4. Aggrieved by the award, the workmen of Standard Pharmaceutical Works, Limited, moved this Court and obtained the present rule.
5. Sri Arun Kumar Dutt (Sr.), learned Advocate for the petitioners, did not ultimately dispute the award by the tribunal on issues 1 and 2, although, at one stage, he had contended that the tribunal should have introduced a scale of pay amongst the work men. Regard being had to the attitude taken by Sri Dutt, I do not interfere with the award of the tribunal on issues 1 and 2.
6. So far as issue 3 is concerned, Sri Dutt contended that the tribunal was wrong in not fixing the overtime wages for drivers and other workers of the motor department of the respondent company, in accordance with the provisions of Section 59(1) of the Factories Act which reads as follows:
59. (1) Where a worker works in a factory for more than nine hours in any day or for more than forty-eight hours in any week, he shall, in respect of overtime work, be entitled to wages at the rate of twice his ordinary rate of wages.

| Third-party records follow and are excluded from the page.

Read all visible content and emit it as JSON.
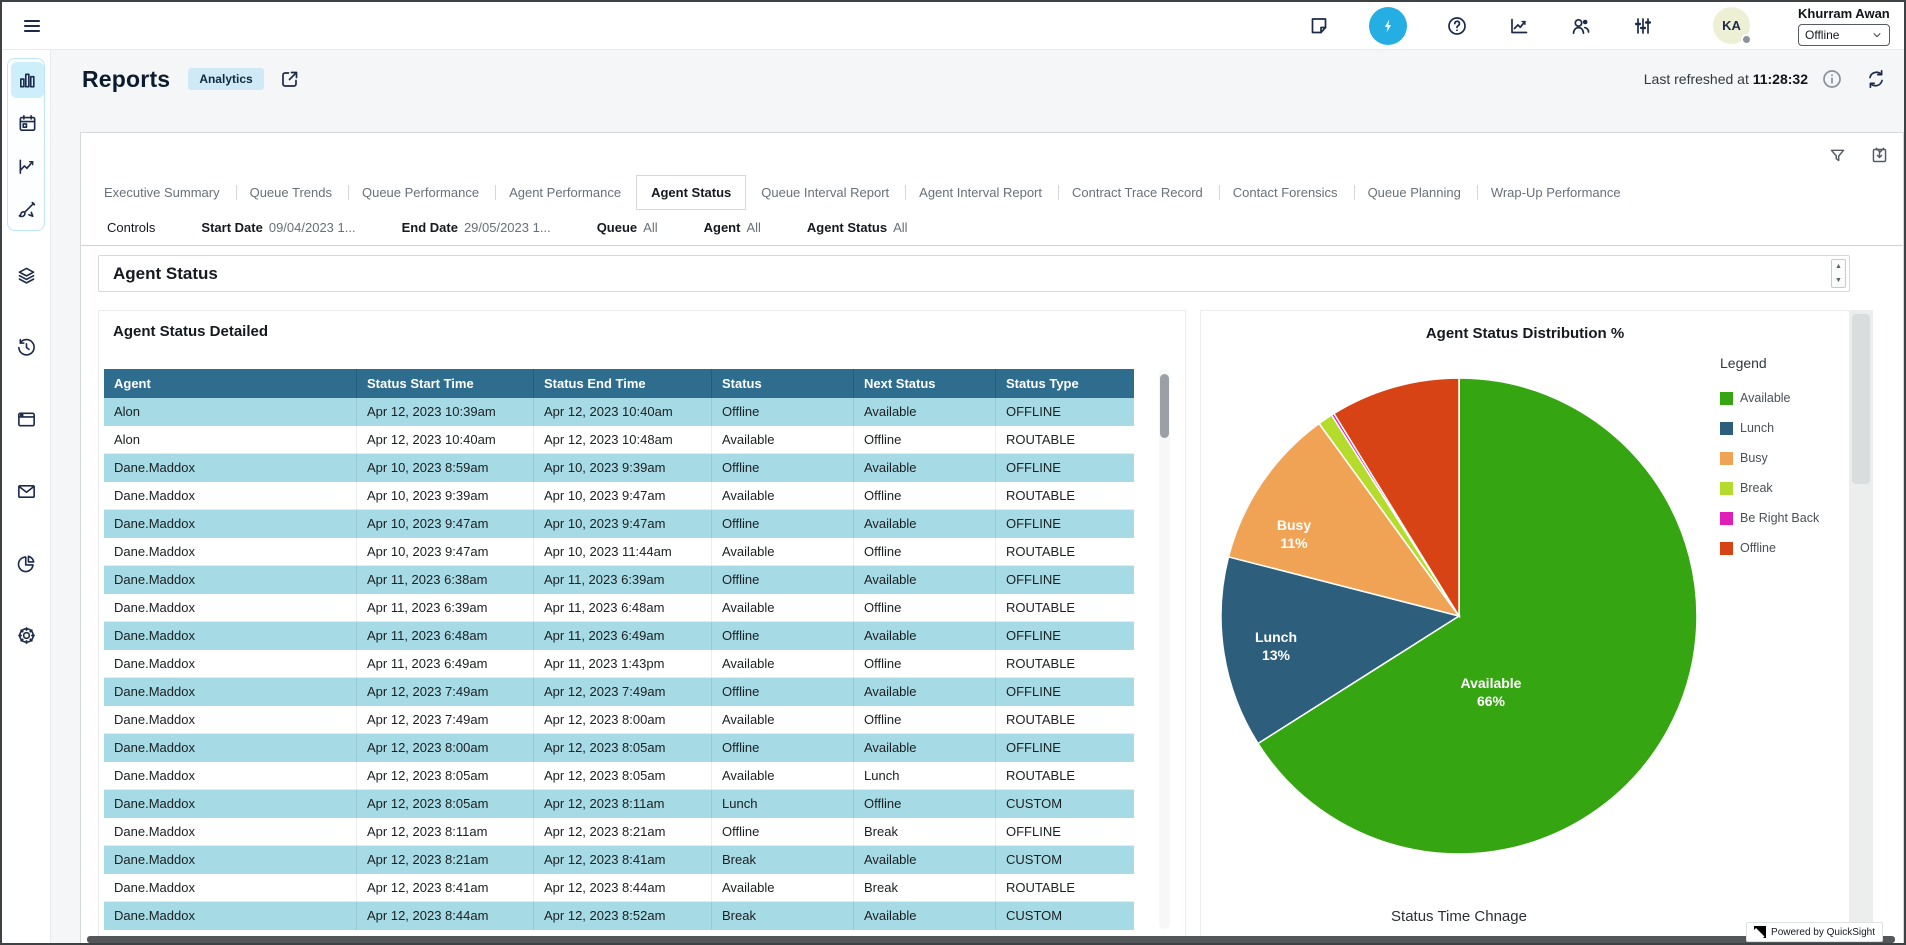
{
  "topbar": {
    "icons": [
      {
        "name": "notes-icon"
      },
      {
        "name": "flash-icon",
        "active": true
      },
      {
        "name": "help-icon"
      },
      {
        "name": "metrics-icon"
      },
      {
        "name": "users-icon"
      },
      {
        "name": "sliders-icon"
      }
    ],
    "user": {
      "initials": "KA",
      "name": "Khurram Awan",
      "status": "Offline"
    },
    "accent_color": "#25aee3"
  },
  "sidebar": {
    "items": [
      {
        "icon": "bar-chart-icon",
        "group": "primary",
        "active": true
      },
      {
        "icon": "calendar-icon",
        "group": "primary"
      },
      {
        "icon": "line-chart-icon",
        "group": "primary"
      },
      {
        "icon": "design-icon",
        "group": "primary"
      },
      {
        "icon": "layers-icon",
        "group": "secondary"
      },
      {
        "icon": "history-icon",
        "group": "secondary"
      },
      {
        "icon": "window-icon",
        "group": "secondary"
      },
      {
        "icon": "mail-icon",
        "group": "secondary"
      },
      {
        "icon": "pie-chart-icon",
        "group": "secondary"
      },
      {
        "icon": "settings-icon",
        "group": "secondary"
      }
    ]
  },
  "header": {
    "title": "Reports",
    "badge": "Analytics",
    "refreshed_label": "Last refreshed at",
    "refreshed_time": "11:28:32"
  },
  "tabs": [
    {
      "label": "Executive Summary"
    },
    {
      "label": "Queue Trends"
    },
    {
      "label": "Queue Performance"
    },
    {
      "label": "Agent Performance"
    },
    {
      "label": "Agent Status",
      "active": true
    },
    {
      "label": "Queue Interval Report"
    },
    {
      "label": "Agent Interval Report"
    },
    {
      "label": "Contract Trace Record"
    },
    {
      "label": "Contact Forensics"
    },
    {
      "label": "Queue Planning"
    },
    {
      "label": "Wrap-Up Performance"
    }
  ],
  "controls": {
    "label": "Controls",
    "filters": [
      {
        "label": "Start Date",
        "value": "09/04/2023 1..."
      },
      {
        "label": "End Date",
        "value": "29/05/2023 1..."
      },
      {
        "label": "Queue",
        "value": "All"
      },
      {
        "label": "Agent",
        "value": "All"
      },
      {
        "label": "Agent Status",
        "value": "All"
      }
    ]
  },
  "sheet": {
    "title": "Agent Status"
  },
  "table": {
    "title": "Agent Status Detailed",
    "columns": [
      "Agent",
      "Status Start Time",
      "Status End Time",
      "Status",
      "Next Status",
      "Status Type"
    ],
    "header_bg": "#2e6d8e",
    "alt_row_bg": "#a6dae4",
    "rows": [
      [
        "Alon",
        "Apr 12, 2023 10:39am",
        "Apr 12, 2023 10:40am",
        "Offline",
        "Available",
        "OFFLINE"
      ],
      [
        "Alon",
        "Apr 12, 2023 10:40am",
        "Apr 12, 2023 10:48am",
        "Available",
        "Offline",
        "ROUTABLE"
      ],
      [
        "Dane.Maddox",
        "Apr 10, 2023 8:59am",
        "Apr 10, 2023 9:39am",
        "Offline",
        "Available",
        "OFFLINE"
      ],
      [
        "Dane.Maddox",
        "Apr 10, 2023 9:39am",
        "Apr 10, 2023 9:47am",
        "Available",
        "Offline",
        "ROUTABLE"
      ],
      [
        "Dane.Maddox",
        "Apr 10, 2023 9:47am",
        "Apr 10, 2023 9:47am",
        "Offline",
        "Available",
        "OFFLINE"
      ],
      [
        "Dane.Maddox",
        "Apr 10, 2023 9:47am",
        "Apr 10, 2023 11:44am",
        "Available",
        "Offline",
        "ROUTABLE"
      ],
      [
        "Dane.Maddox",
        "Apr 11, 2023 6:38am",
        "Apr 11, 2023 6:39am",
        "Offline",
        "Available",
        "OFFLINE"
      ],
      [
        "Dane.Maddox",
        "Apr 11, 2023 6:39am",
        "Apr 11, 2023 6:48am",
        "Available",
        "Offline",
        "ROUTABLE"
      ],
      [
        "Dane.Maddox",
        "Apr 11, 2023 6:48am",
        "Apr 11, 2023 6:49am",
        "Offline",
        "Available",
        "OFFLINE"
      ],
      [
        "Dane.Maddox",
        "Apr 11, 2023 6:49am",
        "Apr 11, 2023 1:43pm",
        "Available",
        "Offline",
        "ROUTABLE"
      ],
      [
        "Dane.Maddox",
        "Apr 12, 2023 7:49am",
        "Apr 12, 2023 7:49am",
        "Offline",
        "Available",
        "OFFLINE"
      ],
      [
        "Dane.Maddox",
        "Apr 12, 2023 7:49am",
        "Apr 12, 2023 8:00am",
        "Available",
        "Offline",
        "ROUTABLE"
      ],
      [
        "Dane.Maddox",
        "Apr 12, 2023 8:00am",
        "Apr 12, 2023 8:05am",
        "Offline",
        "Available",
        "OFFLINE"
      ],
      [
        "Dane.Maddox",
        "Apr 12, 2023 8:05am",
        "Apr 12, 2023 8:05am",
        "Available",
        "Lunch",
        "ROUTABLE"
      ],
      [
        "Dane.Maddox",
        "Apr 12, 2023 8:05am",
        "Apr 12, 2023 8:11am",
        "Lunch",
        "Offline",
        "CUSTOM"
      ],
      [
        "Dane.Maddox",
        "Apr 12, 2023 8:11am",
        "Apr 12, 2023 8:21am",
        "Offline",
        "Break",
        "OFFLINE"
      ],
      [
        "Dane.Maddox",
        "Apr 12, 2023 8:21am",
        "Apr 12, 2023 8:41am",
        "Break",
        "Available",
        "CUSTOM"
      ],
      [
        "Dane.Maddox",
        "Apr 12, 2023 8:41am",
        "Apr 12, 2023 8:44am",
        "Available",
        "Break",
        "ROUTABLE"
      ],
      [
        "Dane.Maddox",
        "Apr 12, 2023 8:44am",
        "Apr 12, 2023 8:52am",
        "Break",
        "Available",
        "CUSTOM"
      ]
    ]
  },
  "chart_data": {
    "type": "pie",
    "title": "Agent Status Distribution %",
    "legend_title": "Legend",
    "legend_position": "right",
    "slices": [
      {
        "label": "Available",
        "value": 66,
        "color": "#35a512"
      },
      {
        "label": "Lunch",
        "value": 13,
        "color": "#2d5f7c"
      },
      {
        "label": "Busy",
        "value": 11,
        "color": "#f0a355"
      },
      {
        "label": "Break",
        "value": 1,
        "color": "#b5dc2c"
      },
      {
        "label": "Be Right Back",
        "value": 0.2,
        "color": "#e01fb8"
      },
      {
        "label": "Offline",
        "value": 8.8,
        "color": "#d84315"
      }
    ],
    "data_labels": [
      {
        "label": "Busy",
        "pct": "11%"
      },
      {
        "label": "Lunch",
        "pct": "13%"
      },
      {
        "label": "Available",
        "pct": "66%"
      }
    ],
    "footer": "Status Time Chnage"
  },
  "footer": {
    "powered_by": "Powered by QuickSight"
  }
}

7. In this contention Sri Dutt is right. The drivers and workers in the motor department of the respondent company certainly carry on work incidental to or connected with the manufacturing process or the subject of the manufacturing process of the respondent company. They are, therefore, workers within the meaning of the definition of 'worker' in Section 2(1) of the Factories Act. The Factories Act makes a definite provision regarding the amount of overtime wages to be paid to factory workers. The tribunal was wrong in overlooking that provision and in being guided by extraneous provision contained in Motor Vehicles Act. I, therefore, hold that the tribunal was wrong in not allowing overtime wages at the rate of twice the workers' ordinary rate of wages and in delimiting the same to one and one-half time of the ordinary rates. The aforesaid portion of the award, therefore, deserves to be quashed.
8. So far as issue 7 is concerned, Sri Dutt contended that the tribunal was wrong in holding that Rs. 1,70,000 was being employed by the respondent company, out of reserve, as the working capital and the net profit of the respondent company, at the foot of the profit and loss account, should be reduced by four per cent on the sald sum of Rs. 1,70,000 for the purpose of calculation of bonus. Sri Dutt further contended that the tribunal was wrong in taking into consideration an imaginary amount as statutory depreciation, namely, Rs. 1,25,195 instead of the actual depreciation charged in the accounts of the Company, namely, Rs. 90,074. He contended that if the sum of Rs. 90,074 only had been allowed as depreciation and if an imaginary sum of Rs. 6,800 representing a four per cent return on Rs. 1,70,000 had not been deducted, there would have been left an amount out of which some additional bonus might be paid to the workmen. In my opinion, Sri Dutt is right in this contention. The Supreme Court deprecated the deduction of any amount as depreciation excepting notional normal depreciation charges, vide Associated Cement Companies, Limited v. Their workmen 1960--I L.L.J. 491 and the tribunal was wrong in allowing an imaginary sum of Rs. 1,25,195 as statutory depreciation charges. Further the tribunal assumed that the sum of Rs. 1,70,000 must have been applied out of reserve to the working capital. This the tribunal did without any evidence whatsoever. The net result is that the tribunal's calculation is not correct and its conclusions are erroneous on the face of it. For the reasons aforesaid, the tribunal's award on issue 7 also deserves to be quashed.
9. Apart from this, the other portions of the tribunal's award need not be interfered with and I leave the same untouched. The award is quashed only in respect of issues 3 and 7 and the rest of it is upheld.
10. Let a writ of certiorari accordingly issue. This rule is made absolute to the extent indicated above. There will be no order as to costs.